La primera vez que les vi, en un pequeño pueblo de A Coruña, la conversación se alargó hasta que cayó la noche. Horas antes, mientras Mónica, la fotógrafa, y yo íbamos en el coche, no podíamos evitar pensar en que aquello se trataba de algo fuera de lo normal.

Como decíamos, había muchas preguntas sobre la mesa. ¿Cómo serían? ¿Qué razón les había llevado a estar juntos de esa manera? ¿Por qué habían decidido hacerlo? ¿Cuándo empezó todo? ¿Cómo habían gestionado la relación durante tanto tiempo? ¿De qué forma habían afrontado ambos los prejuicios de su entorno? ¿En qué momento se percataron del vínculo que existía entre ambos? ¿Se habían criado juntos y habían acabado enamorados? ¿Qué pensaban sus vecinos? Y en cuanto a sus hijos, ¿eran normales? ¿Cómo les habrían explicado la situación? ¿Qué tal les había ido la vida lidiando con esta realidad? ¿Habían tenido problemas con sus amigos en el colegio, o después en su vida profesional? ¿Cómo hicieron frente a la presión mediática durante tantos años? ¿Eran felices?

Estas y otras preguntas surgieron de camino a casa de Daniel y de Rosa en Miño, una pequeña localidad al borde del mar situada apenas a treinta minutos en coche de A Coruña. Se trata de un municipio costero, ubicado en la zona conocida como Mariñas Coruñesas. Limita al norte con Pontedeume y al sur con Paderne. El aire fresco y las enormes playas lo convierten en uno de los lugares predilectos a la hora de escoger una zona de veraneo en las llamadas rías altas gallegas. En invierno resulta un lugar tranquilo. Ahí se encuentra el nuevo hogar de los hermanos Moya.

En los últimos dos años me he encontrado con toda clase de personajes curiosos en mis primeros pasos en el mundo del periodismo: percebeiros furtivos que surcaron los mares durante décadas, marinos románticos que siguen tan atados al mar que, aun jubilados, siguen viviendo en sus barcos, estafadores que dicen curar el cáncer con canciones y buenas palabras, sacerdotes rurales que se disfrazan de conejitas Playboy en carnaval, padres que utilizan durante años a su hija para estafar a media España, criadas a las que Picasso dedicaba cuadros y dibujos, héroes en atentados terroristas, yihadistas exmilitantes del PP…

Lo de los Moya es algo que lo sobrepasa todo.
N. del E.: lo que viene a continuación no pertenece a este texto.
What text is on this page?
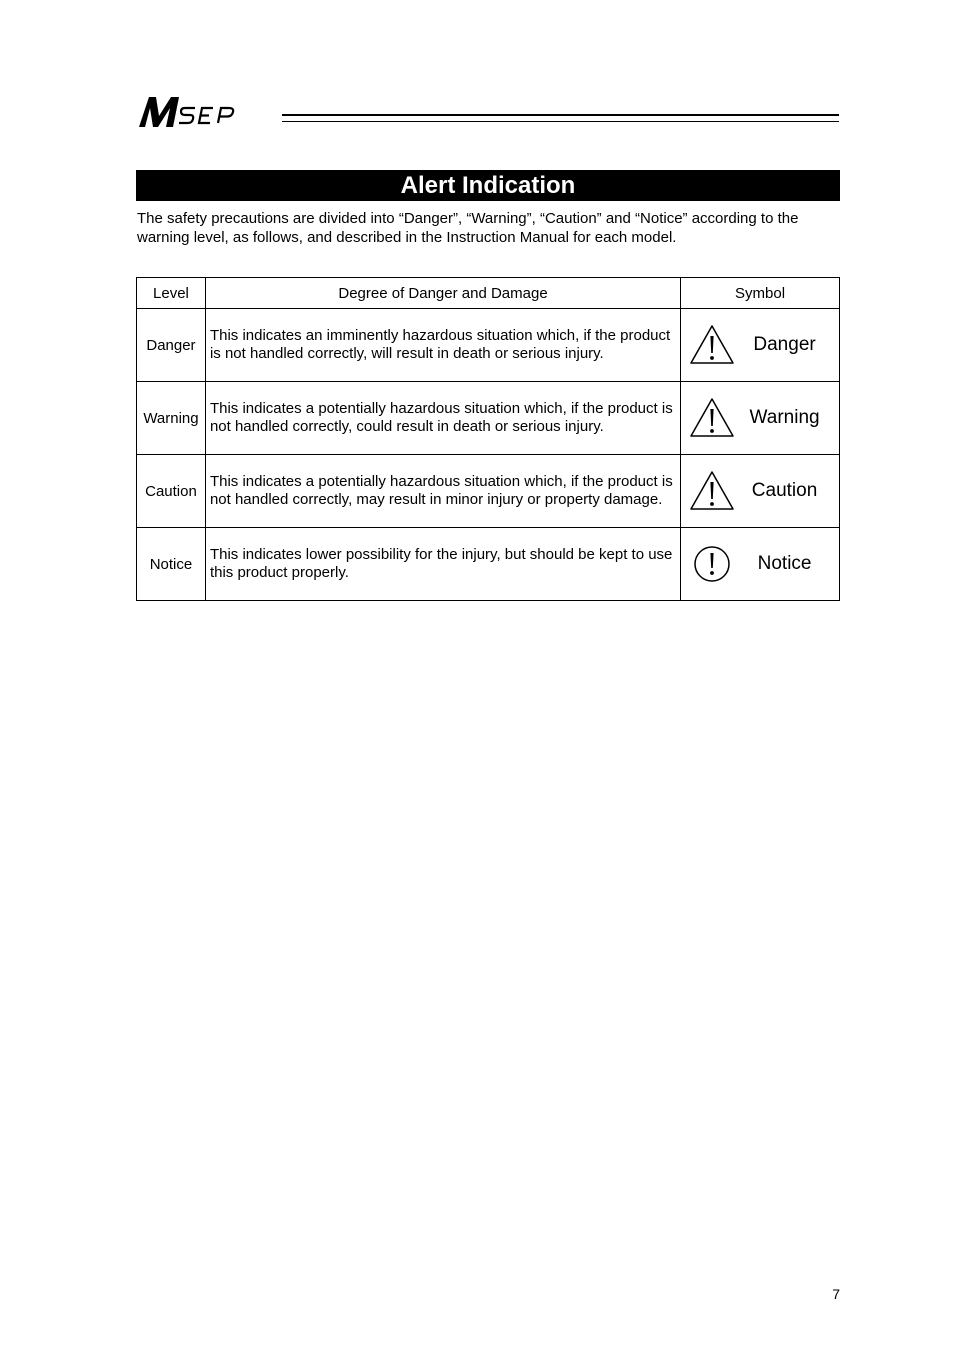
Alert Indication
The safety precautions are divided into “Danger”, “Warning”, “Caution” and “Notice” according to the warning level, as follows, and described in the Instruction Manual for each model.
Level	Degree of Danger and Damage	Symbol
Danger	This indicates an imminently hazardous situation which, if the product is not handled correctly, will result in death or serious injury.	Danger

Warning	This indicates a potentially hazardous situation which, if the product is not handled correctly, could result in death or serious injury.	Warning

Caution	This indicates a potentially hazardous situation which, if the product is not handled correctly, may result in minor injury or property damage.	Caution

Notice	This indicates lower possibility for the injury, but should be kept to use this product properly.	Notice
7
Es la historia de un amor sin legalizar, la de un Adán y una Eva nacidos de la misma sangre, extraídos de la carne de una idéntica costilla, que llevan años gritando al mundo su amor. Un amor sin legalizar, pero a prueba de todo.

Un amor que dejó heridas agridulces que ellos mismos tuvieron que lamerse. Sólo se tenían el uno al otro para apoyarse. Un amor, en definitiva, como el de los antiguos dioses griegos, que se sobrepone a los convencionalismos. Un amor a contracorriente, sin barreras genéticas. Por eso, comencé a escribir la historia para un reportaje en el periódico. Luego vi que aquello se quedaba corto. Que podía dejar reposar la historia un tiempo para después retomarla y contarla de manera más pausada, más detallada.

Tuve entonces la feliz idea de ofrecerle la historia a los chicos de Libros.com, quienes amablemente me atendieron cuantas veces hizo falta. Les propuse el tema, a sabiendas de lo espinoso del asunto, y de que mis horarios y mis rutinas me obligan a estar un día en Albacete y el siguiente en Benalmádena. Cuál fue mi sorpresa al ver que aceptaban la historia.

Sé que no es un asunto fácil , ni tampoco agradable a la lectura. He de reconocerlo: la cosa tiene morbo. Pero toda buena historia, si se construye con respeto, merece ser contada. De primeras, resulta entendible que hablar de algo como el incesto pueda producir cierto rechazo. Por eso quiero agradecer a la editorial que haya querido publicarlo.

Pla decía que es mucho más difícil describir que opinar. En la medida de lo posible, he intentado aproximarme a esa máxima en las páginas que siguen. Reflejar su historia tal y como ellos la cuentan. A riesgo de que pueda resultar incómoda, peligrosa. En realidad, esperamos que así sea.